How to Cope With Life Tied Up In a Knot

Peter Burow's Interview with Cairn

RESILIENCE building is a familiar phrase in the cyclone-prone Far North. But as NeuroPower Group founder Peter Burow explains, the skills needed to overcome community and personal crises vary greatly.

“The difference between a natural disaster for example and some of the other personal crises is that everyone is going through it together,” he said.

“While you’re in step with the community, resilience is high.

“But the moment you have different challenges from the rest of the community, now you feel even more alone.”

Mr Burow is a behavioural strategist who has developed the NeuroPower framework - a system used throughout the world that explains human be­haviour through the inte­gration of neuroscience, psychology, and best practice management theory.

He will co-host the two-day “Mastering Resilience Pro­gram” in Cairns, where partici­pants will reflect on different aspects of their lives and learn what’s known as the six levers of a resilience mindset.

“The objective of resilience is regardless of what happens externally, that you’re able to have a sense of optimism and resilience and positivity intern­ally, so you’re not reliant on everything going well in the external world,” he said.

“Sometimes a member of your family has a chronic dis­ease or you have an accident or you go through a really diffi­cult financial period.

“In those heavy situations, resilience is your ability to stop, to pause and to pull back and say ‘OK, my world has changed here, what mindset am I going to need to have if I’m going to be effective in this new environment?”

People tended to “fracture” as they became stressed, divid­ing themselves between their roles and responsibilities, and draining themselves of energy.

To cope with stress, he rec­ommended taking the time to reflect at least once a year.
“My first piece of advice would be you need to spend a couple of days away from life to be able to pull those differ­ent strings together into a beautiful bow rather than a knot,” he said.
“The second thing would be when you do this, you’re going to need some more infor­mation but you’re not going to develop the skills of resilience by reading ... you need to pro­cess some of your own thoughts, emotions and behav­iours, and work things through.

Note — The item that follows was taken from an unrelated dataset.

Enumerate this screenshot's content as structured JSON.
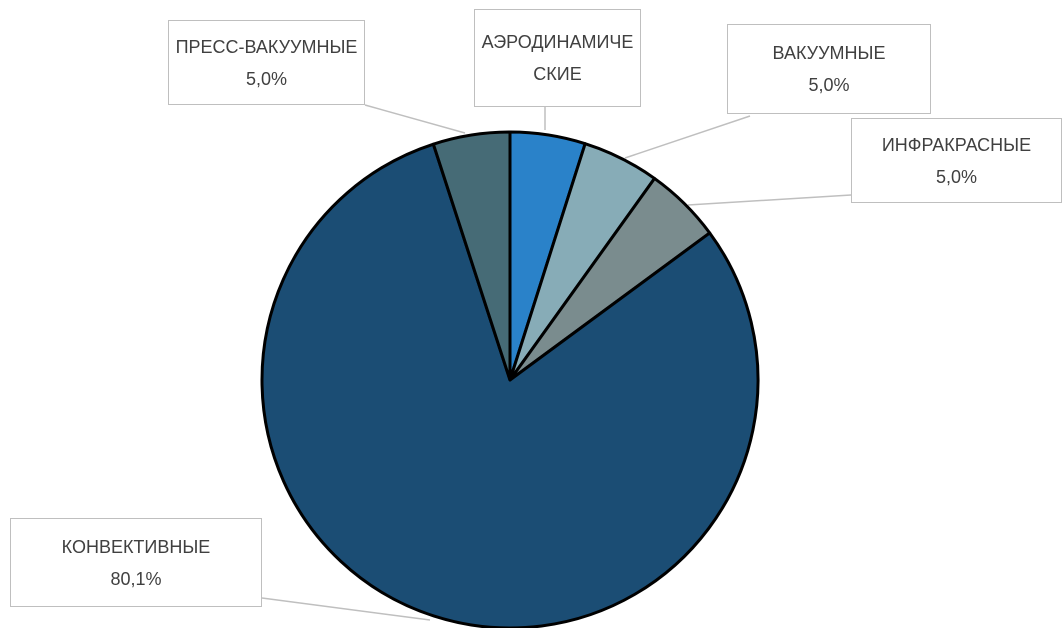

“It was Mozart who said ‘the music is as much about the spaces as it is the notes’ and in the same way, with these sorts of workshops we create a whole series of questions you are given time to reflect on and think through for yourself and it’s incredibly rewarding.

“We ask: what roles do you have? What are your values? How do you add value to the world? What do you find most rewarding now?

“Because things change, this is the great frustration.”